Atlanta moved 20 games over .500 for the first time since ending the 2019 season with a 97-65 record.

Shohei Ohtani, a two-way All-Star and the 2021 AL MVP, connected with a solo shot off Wright in the fifth, a liner that left his bat at 110 mph, cleared the right-field wall and trimmed the lead to 7-2. The homer was Ohtani’s 20th.

Wright (12-4) won five straight decisions over a six-start stretch and moved one victory shy of Houston’s Justin Verlander for the major league lead. Wright gave up two runs and seven hits with no walks and eight strikeouts in six innings.

The All-Star break didn’t affect Wright in the least.

“I was a little rusty at first but once I got going I felt like I was back to where I left off,” Wright said. “The main thing is just staying within myself and doing what I do well. That’s using my sinker and curveball and adjust off that.”

Riley’s homer was his 28th. Atlanta went deep three times on Friday and had 150 homers, most in the NL.

“It’s pretty cool for those of us who’ve seen him from the get-go, where he was to where he is now and the development, growth, maturity, confidence,” Atlanta manager Brian Snitker said of Riley. “What he’s doing is pretty special, I think, and he hits all the pitches, too.”
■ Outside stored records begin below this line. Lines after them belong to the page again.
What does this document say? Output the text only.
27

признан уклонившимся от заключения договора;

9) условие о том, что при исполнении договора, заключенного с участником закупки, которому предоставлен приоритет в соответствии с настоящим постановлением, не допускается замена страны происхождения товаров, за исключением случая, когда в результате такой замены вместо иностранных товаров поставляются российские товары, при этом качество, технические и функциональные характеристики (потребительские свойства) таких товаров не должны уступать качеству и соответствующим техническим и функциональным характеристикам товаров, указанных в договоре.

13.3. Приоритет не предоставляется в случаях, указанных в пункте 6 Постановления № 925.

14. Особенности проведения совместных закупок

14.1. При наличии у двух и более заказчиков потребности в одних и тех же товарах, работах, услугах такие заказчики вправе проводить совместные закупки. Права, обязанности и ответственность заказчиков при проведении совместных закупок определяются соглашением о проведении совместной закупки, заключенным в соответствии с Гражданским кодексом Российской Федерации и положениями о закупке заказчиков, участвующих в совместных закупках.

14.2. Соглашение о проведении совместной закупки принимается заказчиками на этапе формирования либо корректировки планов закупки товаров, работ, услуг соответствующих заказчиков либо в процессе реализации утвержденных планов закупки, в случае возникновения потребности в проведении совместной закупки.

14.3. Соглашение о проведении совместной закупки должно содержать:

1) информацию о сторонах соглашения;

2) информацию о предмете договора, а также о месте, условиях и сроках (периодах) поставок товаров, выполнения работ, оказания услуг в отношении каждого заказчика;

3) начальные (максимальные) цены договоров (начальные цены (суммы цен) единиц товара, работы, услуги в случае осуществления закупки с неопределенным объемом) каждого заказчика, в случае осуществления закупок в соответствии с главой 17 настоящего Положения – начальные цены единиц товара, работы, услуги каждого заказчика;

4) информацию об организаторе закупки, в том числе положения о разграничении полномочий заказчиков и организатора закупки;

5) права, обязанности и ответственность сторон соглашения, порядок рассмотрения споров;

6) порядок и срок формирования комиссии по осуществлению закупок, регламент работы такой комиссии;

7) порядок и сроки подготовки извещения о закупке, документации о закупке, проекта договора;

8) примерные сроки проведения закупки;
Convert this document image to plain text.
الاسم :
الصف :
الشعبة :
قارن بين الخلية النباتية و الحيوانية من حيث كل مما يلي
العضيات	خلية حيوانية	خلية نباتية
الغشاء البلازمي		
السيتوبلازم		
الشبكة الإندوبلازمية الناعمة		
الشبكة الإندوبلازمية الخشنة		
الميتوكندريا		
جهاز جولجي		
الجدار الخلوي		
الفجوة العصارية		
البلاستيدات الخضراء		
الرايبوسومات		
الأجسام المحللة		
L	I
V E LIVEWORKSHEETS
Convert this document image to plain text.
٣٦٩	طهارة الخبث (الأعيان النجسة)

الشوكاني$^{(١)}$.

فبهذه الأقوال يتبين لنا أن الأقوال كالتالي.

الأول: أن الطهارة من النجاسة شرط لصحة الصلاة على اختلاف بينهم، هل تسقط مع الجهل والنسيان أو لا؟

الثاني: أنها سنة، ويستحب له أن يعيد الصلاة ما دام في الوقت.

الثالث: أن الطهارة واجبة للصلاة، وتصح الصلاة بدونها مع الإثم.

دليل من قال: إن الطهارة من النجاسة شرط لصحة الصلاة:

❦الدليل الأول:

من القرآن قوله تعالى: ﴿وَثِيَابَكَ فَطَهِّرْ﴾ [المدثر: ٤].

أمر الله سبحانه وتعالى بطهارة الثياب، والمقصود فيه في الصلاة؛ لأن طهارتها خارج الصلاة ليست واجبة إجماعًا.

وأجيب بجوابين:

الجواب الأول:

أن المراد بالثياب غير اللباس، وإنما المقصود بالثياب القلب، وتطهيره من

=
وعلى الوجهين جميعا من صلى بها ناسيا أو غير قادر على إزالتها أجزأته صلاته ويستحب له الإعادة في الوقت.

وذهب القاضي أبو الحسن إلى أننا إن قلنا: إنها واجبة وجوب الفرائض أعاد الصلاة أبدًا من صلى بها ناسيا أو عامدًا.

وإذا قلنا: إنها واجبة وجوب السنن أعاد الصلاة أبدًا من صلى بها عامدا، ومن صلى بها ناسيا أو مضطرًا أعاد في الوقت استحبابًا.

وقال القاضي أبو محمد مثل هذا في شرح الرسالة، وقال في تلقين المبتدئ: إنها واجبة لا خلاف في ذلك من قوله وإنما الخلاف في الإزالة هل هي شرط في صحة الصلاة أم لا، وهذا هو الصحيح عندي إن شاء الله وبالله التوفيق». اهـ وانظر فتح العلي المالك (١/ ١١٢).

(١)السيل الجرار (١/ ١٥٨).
Angels starter Patrick Sandoval (3-6) gave up five runs and eight hits in three innings. He dropped to 0-5 with a 4.95 ERA in his last nine starts.

“It’s tough,” Sandoval said. “You’ve got to execute. Honestly I’m at a loss for words. Definitely not the way you draw it up and had to grind from there and see how deep I could get.”

The Angels lost 14 of 16 and were a season-worst 16 games under .500.

Atlanta, which improved to 24-9 against left-handed starters, led the majors with a 43-7 record when scoring first.

The Braves led 2-0 in the first on Dansby Swanson’s single and Travis d’Arnaud’s RBI force out, and 5-0 in the third on Marcell Ozuna’s single and Michael Harris II’s two-run single.

Wright stranded a runner at third in the second and runners at first and second in the third before Kurt Suzuki put Los Angeles on the board with an RBI single that made it 5-1 in the fourth.

Nevin Tossed

Angels interim manager Phil Nevin was ejected in the top of the fifth by home plate umpire Alan Porter. Coming out of the dugout after Ohtani homered to argue that Riley should’ve been called out on a check swing one pitch before he homered, Nevin pointed in frustration at first-base umpire John Bacon for not calling Riley out.

“When things are rough like this, little things get at you,” Nevin said. “But yeah, the high check swings are ones that aren’t missed very often. That’s the way I saw it obviously. Followed up by the home run — I know we’ve got to make a pitch there — but Austin pitched his butt off and was out of that inning. It changes it.”